Unidentified Speaker 2, presenting during the operational report, said staff had met with the McAlp/McHelp app developer to renew the contract, seek onboarding with school professionals and obtain analytics at no extra cost to the county. "We came up with a plan of how to push it out more," the presenter said, noting plans for another meeting in January and a school-professionals meeting in February.
A public commenter (Unidentified Speaker 3) described helping a young child access services and said the app and service directory sometimes list providers inaccurately or show insurance as covered when it was not. "There are multiple inaccuracies in terms of what was covered on the McHelp app," the commenter said, and urged making the directory more user-friendly so families do not need to call seven or eight agencies to find a fit.
Board members and staff agreed analytics would be critical to identify gaps and measure outcomes. Unidentified Speaker 6 said analytics "are absolutely essential" to show where service gaps exist and how to engage parts of the community not being reached.

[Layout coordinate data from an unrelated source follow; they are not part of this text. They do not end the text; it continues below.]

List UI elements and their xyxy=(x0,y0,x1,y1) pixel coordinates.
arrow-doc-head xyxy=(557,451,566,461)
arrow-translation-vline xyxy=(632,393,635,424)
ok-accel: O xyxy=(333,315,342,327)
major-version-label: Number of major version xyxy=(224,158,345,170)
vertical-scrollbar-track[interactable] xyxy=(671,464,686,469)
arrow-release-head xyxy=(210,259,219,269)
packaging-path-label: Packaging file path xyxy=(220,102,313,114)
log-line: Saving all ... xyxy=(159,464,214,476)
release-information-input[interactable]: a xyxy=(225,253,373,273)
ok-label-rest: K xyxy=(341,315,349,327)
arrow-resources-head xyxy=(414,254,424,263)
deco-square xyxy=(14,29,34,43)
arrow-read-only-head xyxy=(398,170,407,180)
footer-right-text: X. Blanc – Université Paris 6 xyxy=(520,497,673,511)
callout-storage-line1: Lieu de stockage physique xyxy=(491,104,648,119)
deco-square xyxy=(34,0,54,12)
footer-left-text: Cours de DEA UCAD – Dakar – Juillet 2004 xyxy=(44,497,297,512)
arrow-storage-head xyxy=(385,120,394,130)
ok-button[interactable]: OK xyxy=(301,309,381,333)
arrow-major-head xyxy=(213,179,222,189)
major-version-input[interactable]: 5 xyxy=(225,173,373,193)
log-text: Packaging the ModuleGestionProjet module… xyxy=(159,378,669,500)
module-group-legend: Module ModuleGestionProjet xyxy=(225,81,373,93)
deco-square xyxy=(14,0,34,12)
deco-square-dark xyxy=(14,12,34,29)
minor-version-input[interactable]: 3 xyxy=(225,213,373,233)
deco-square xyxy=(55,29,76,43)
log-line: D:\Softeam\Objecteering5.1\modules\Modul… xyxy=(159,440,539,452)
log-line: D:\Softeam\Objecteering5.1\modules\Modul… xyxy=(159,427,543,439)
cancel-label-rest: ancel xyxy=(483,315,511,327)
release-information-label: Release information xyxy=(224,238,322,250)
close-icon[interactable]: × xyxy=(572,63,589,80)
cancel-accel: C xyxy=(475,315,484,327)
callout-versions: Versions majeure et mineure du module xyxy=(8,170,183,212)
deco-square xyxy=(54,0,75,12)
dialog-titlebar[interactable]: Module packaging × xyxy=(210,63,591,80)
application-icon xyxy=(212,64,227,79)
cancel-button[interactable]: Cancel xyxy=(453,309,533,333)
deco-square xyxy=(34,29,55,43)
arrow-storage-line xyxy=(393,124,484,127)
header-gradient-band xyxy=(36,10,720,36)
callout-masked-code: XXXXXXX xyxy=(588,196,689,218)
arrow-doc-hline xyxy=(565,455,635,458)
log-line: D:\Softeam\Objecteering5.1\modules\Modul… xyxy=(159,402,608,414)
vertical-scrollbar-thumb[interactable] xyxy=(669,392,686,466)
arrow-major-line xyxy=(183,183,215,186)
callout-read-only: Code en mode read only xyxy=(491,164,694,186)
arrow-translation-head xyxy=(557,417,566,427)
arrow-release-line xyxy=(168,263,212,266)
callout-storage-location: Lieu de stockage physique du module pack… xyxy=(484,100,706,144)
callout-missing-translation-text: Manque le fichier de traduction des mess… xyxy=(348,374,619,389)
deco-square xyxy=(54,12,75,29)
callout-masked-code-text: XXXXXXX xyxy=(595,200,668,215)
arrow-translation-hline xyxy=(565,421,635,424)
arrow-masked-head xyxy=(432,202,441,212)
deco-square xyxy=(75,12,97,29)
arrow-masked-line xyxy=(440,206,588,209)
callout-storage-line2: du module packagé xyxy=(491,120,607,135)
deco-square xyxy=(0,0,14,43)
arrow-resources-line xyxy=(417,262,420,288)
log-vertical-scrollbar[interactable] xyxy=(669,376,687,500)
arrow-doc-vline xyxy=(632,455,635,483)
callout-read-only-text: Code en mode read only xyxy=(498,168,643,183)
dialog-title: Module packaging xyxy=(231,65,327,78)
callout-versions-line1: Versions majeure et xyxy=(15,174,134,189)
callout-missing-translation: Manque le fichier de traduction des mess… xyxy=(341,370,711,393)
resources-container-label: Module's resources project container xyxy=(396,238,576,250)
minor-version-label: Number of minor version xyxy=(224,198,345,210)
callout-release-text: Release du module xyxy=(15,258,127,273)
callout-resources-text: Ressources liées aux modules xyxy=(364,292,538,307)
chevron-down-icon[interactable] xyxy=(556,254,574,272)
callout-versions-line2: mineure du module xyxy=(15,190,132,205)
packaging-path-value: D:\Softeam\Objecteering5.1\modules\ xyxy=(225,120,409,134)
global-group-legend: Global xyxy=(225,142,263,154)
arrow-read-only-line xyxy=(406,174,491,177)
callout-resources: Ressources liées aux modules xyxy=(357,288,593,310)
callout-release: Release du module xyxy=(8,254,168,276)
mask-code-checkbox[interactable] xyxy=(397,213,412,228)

Staff asked the commenter to remain involved to help pinpoint specific inaccuracies so they can be corrected in the service directory.
The discussion left the board with two near-term items: continued work with the app developer to improve onboarding and analytics, and follow-up with community users to surface specific inaccuracies for correction. No formal vote or policy change on the app was taken at the meeting; staff reported planned follow-up meetings.
The board will revisit progress on the service directory and any analytic reports at a future meeting.